# Florida Gopher Tortoise



## AMA904 (Jun 10, 2014)

Just thought I would pass along a picture that my wife took this afternoon outside of my parent's house in Jacksonville, FL.


----------



## bouaboua (Jun 10, 2014)

How cool.....

The only wildlife I will see in my neighborhood are some birds and squirrels.


----------



## Grandpa Turtle 144 (Jun 10, 2014)

You are so lucky to have what most of us can only dream about . Great looking tort . Have a great tort day !


Sent from my iPhone using TortForum


----------



## AMA904 (Jun 11, 2014)

Thanks! Unfortunately the tortoise had moved on by the time my wife brought my daughter outside. She would have loved to have seen it. Soon enough we will have our own though.


----------



## Grandpa Turtle 144 (Jun 11, 2014)

Keep me in your mind if it lays eggs 


Sent from my iPhone using TortForum


----------



## Turtlepete (Jun 11, 2014)

AMA904 said:


> Thanks! Unfortunately the tortoise had moved on by the time my wife brought my daughter outside. She would have loved to have seen it. Soon enough we will have our own though.
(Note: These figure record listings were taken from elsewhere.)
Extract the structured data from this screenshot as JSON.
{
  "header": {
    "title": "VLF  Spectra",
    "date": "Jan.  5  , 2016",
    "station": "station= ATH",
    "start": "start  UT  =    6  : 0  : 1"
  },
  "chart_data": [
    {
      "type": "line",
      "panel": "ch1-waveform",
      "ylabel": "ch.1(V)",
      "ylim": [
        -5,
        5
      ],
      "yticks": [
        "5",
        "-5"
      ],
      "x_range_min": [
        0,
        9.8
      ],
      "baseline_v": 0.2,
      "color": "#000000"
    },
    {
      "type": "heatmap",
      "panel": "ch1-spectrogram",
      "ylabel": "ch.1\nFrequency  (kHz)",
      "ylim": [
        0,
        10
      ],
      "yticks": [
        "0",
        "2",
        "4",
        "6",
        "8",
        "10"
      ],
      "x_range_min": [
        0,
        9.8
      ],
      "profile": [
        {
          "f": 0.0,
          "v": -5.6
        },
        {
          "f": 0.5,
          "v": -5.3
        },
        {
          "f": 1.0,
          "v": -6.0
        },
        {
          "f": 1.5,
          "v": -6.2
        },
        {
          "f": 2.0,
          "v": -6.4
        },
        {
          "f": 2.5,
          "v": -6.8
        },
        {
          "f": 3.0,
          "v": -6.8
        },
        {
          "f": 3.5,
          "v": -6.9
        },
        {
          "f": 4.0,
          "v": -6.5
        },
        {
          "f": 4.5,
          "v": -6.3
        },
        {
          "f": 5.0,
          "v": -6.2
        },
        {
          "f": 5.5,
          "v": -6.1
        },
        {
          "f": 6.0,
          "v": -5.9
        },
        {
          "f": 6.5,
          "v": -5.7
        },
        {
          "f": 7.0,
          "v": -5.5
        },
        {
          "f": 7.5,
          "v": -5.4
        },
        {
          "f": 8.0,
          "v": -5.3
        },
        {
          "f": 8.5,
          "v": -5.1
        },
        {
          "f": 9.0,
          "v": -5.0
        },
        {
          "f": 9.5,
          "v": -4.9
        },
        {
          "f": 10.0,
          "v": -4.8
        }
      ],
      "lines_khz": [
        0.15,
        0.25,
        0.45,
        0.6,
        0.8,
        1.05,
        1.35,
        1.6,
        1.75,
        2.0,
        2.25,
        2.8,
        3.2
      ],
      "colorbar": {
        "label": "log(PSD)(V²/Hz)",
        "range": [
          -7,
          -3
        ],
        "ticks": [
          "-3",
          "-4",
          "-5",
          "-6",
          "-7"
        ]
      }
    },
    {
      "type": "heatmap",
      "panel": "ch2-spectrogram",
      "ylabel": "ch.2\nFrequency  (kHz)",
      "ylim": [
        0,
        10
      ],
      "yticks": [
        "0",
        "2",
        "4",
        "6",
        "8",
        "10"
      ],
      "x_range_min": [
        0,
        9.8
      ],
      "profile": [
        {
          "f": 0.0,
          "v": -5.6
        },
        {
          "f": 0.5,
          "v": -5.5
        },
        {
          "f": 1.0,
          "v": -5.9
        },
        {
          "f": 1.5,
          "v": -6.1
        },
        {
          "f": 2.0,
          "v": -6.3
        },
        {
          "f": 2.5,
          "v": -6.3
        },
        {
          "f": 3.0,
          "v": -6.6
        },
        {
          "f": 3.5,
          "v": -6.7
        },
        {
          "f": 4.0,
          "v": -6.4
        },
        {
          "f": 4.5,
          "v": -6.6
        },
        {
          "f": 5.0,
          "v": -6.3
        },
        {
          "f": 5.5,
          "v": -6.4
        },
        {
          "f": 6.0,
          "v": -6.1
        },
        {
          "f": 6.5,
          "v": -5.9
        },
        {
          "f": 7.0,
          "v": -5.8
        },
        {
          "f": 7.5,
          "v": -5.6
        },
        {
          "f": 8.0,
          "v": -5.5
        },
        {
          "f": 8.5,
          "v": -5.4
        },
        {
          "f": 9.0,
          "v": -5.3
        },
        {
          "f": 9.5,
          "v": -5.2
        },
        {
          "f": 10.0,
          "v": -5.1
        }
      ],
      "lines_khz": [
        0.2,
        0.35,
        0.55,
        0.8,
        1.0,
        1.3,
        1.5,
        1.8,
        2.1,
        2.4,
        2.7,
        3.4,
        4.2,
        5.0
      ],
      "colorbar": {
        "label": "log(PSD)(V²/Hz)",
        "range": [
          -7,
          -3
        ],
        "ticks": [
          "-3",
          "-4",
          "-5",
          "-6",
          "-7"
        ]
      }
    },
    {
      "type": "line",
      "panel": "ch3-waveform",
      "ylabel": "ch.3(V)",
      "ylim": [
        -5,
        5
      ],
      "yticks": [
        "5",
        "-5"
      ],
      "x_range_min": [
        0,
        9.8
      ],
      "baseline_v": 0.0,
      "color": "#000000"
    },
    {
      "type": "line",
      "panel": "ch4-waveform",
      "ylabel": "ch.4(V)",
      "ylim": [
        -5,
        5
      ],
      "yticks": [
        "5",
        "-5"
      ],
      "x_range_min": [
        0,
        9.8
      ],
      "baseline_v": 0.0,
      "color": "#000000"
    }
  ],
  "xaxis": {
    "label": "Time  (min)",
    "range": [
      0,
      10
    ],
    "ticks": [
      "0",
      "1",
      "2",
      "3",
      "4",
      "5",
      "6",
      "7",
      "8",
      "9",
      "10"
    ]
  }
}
Beautiful tortoises, but how exactly do you plan to have your own? Unless you owned one in the 70's, they are illegal to even touch, much less own. Unless your applying for research, of course, there is no way to ever own one as a pet.


----------



## AMA904 (Jun 11, 2014)

Turtlepete said:


> Beautiful tortoises, but how exactly do you plan to have your own? Unless you owned one in the 70's, they are illegal to even touch, much less own. Unless your applying for research, of course, there is no way to ever own one as a pet.



Hi Pete. I meant a tortoise in general, not specifically a gopher tortoise.


----------



## Turtlepete (Jun 11, 2014)

AMA904 said:


> Hi Pete. I meant a tortoise in general, not specifically a gopher tortoise.



Ah, that makes more sense . Haha.


----------



## juli11 (Jun 11, 2014)

I never understand your English names :-D could you please say the specific name?


----------



## AMA904 (Jun 11, 2014)

juli11 said:


> I never understand your English names :-D could you please say the specific name?



I could be wrong, but I believe it is Gopherus Polyphemus


----------



## Yvonne G (Jun 11, 2014)

Except it really doesn't look like a gopherus to me. Might just be the picture, though.


----------



## AMA904 (Jun 11, 2014)

Yvonne G said:


> Except it really doesn't look like a gopherus to me. Might just be the picture, though.



What does it look like to you?

Is there another tortoise that is native to Florida?

Just curious as i am by no means an expert


----------



## diamondbp (Jun 11, 2014)

It's a gopher tortoise, just an usually dark one . Cool find. You're lucky to have seen one. Supposedly my brother's uncle in law has some on his property in Louisiana where they are incredibly rare.


----------



## AMA904 (Jun 11, 2014)

They are pretty common here. Growing up we lived close to an area that had a whole bunch of them. I don't see them too often anymore though.


----------



## juli11 (Jun 11, 2014)

AMA904 said:


> I could be wrong, but I believe it is Gopherus Polyphemus




Thank you  now I understand the excitement :-D


----------



## vandezon (Jun 15, 2014)

We had one living in the middle between our neighbor and us, had an entrance to his hole from either yard, main hole on or side. He moved on one spring just after my husband mowed the yard, he had been there the whole summer and "winter" then moved at first mowing. Another Gopher came to visit in our yard a few wks ago, just came in under the back gate (he was a low tort), left the same afternoon. When we bought our property we left the back part of it wild (trees, weeds, leaves everything as is), and we suspect there are some out there.


----------